I started to get an idea of what it meant when, in my senior government class, I voiced an opinion about an issue that apparently ran contrary to the views of my peers. I was a shy person and up to that point, I hadn’t wanted to deviate from the norm. But I was a bit surprised at how my classmates were eager to shout me down whenever I mentioned a different idea than what they were used to.
After that, other details that had previously escaped my notice began to stand out to me. I noticed that a lot of my classmates’ conversations seemed to lean one way and to leave out certain details that complicated whatever point they were making. I recalled that another classmate of mine had been shot down for suggesting legalization of same-sex marriage a few years before. I began to realize that some of the arguments my classmates made were based on inaccurate sources that really only needed to align with their views to be considered relevant by them.
Going to college, which I’d been warned was a “liberal breeding ground”, was definitely an eye-opening experience for me. Not only did being exposed to new ideas and new places make me realize that I wanted something different out of life than what I had been considering before, it also shattered the black and white views I’d had.
New experiences not only open your mind to things you never even realized you loved before you’d tried them, but also world issues that had previously seemed far away to you. As I said before, I was pretty naïve about the world even with access to the internet and to information about current events. I remember being catcalled for the first time when I was eighteen and I remember being very confused about it. I had had no idea what had just happened and I wondered if I had been right to feel uncomfortable about it. I later found out that it happens to other girls too and while it was something of a comfort to know that I was not alone in feeling uncomfortable, I now believed that my own beliefs and intuitions weren’t so silly as I had previously thought. After interacting with people from an entire different side of the world as well as the political spectrum, I not only learned more about how others’ experiences and perspectives matter, but also about how much my own matter as well.
Isolated small towns aren’t the only places you’ll encounter close-minded people and resistance to your point of view, though. Throughout the world, the desire to conform and to not hear out a different viewpoint has an iron grip on many people who don’t even realize it. It’s tempting to want to stay where you are, to ignore new insight and to resist growing as a person because it takes less effort to hold firmly to your original convictions.

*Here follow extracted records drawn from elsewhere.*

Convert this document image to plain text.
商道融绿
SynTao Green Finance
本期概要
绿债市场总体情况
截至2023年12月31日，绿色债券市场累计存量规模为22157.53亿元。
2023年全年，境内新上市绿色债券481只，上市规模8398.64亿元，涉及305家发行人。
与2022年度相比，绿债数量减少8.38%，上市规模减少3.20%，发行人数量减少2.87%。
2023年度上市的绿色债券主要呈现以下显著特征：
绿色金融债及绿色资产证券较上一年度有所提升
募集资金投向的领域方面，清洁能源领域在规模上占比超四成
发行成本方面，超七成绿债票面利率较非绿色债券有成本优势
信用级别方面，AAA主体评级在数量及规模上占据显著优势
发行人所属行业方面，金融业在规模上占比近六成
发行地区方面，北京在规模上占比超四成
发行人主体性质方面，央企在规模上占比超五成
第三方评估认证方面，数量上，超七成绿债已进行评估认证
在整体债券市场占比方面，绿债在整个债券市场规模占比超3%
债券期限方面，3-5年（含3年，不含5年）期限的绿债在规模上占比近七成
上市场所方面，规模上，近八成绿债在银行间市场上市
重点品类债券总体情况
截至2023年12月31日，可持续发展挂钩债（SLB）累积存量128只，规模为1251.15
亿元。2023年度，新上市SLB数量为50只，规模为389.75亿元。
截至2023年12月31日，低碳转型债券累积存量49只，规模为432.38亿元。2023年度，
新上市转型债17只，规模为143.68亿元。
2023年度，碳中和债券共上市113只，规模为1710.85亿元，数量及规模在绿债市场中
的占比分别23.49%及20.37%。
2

I get it, new territory is scary. Throughout my life, I’ve held back from things because of skepticism and fear. But I’ve also taken chances that have ended up changing my life for the better. I’ve tried new things, made new friends, and discovered parts of myself that I never knew existed. I have a better sense of who I am now that I’ve stepped out of my comfort zones. To this day, I’m still a bit introverted and shy, but I’m now less fearful of the world and of the unknown. The fear still exists, but I can better manage it now. I’ve decided that life is about stepping out of your comfort zone and having whatever expectations you had shattered. It’s true what they say, that you miss 100% of the shots you don’t take and new experiences, whether they end up being hits or they end up being misses, are usually worth a shot.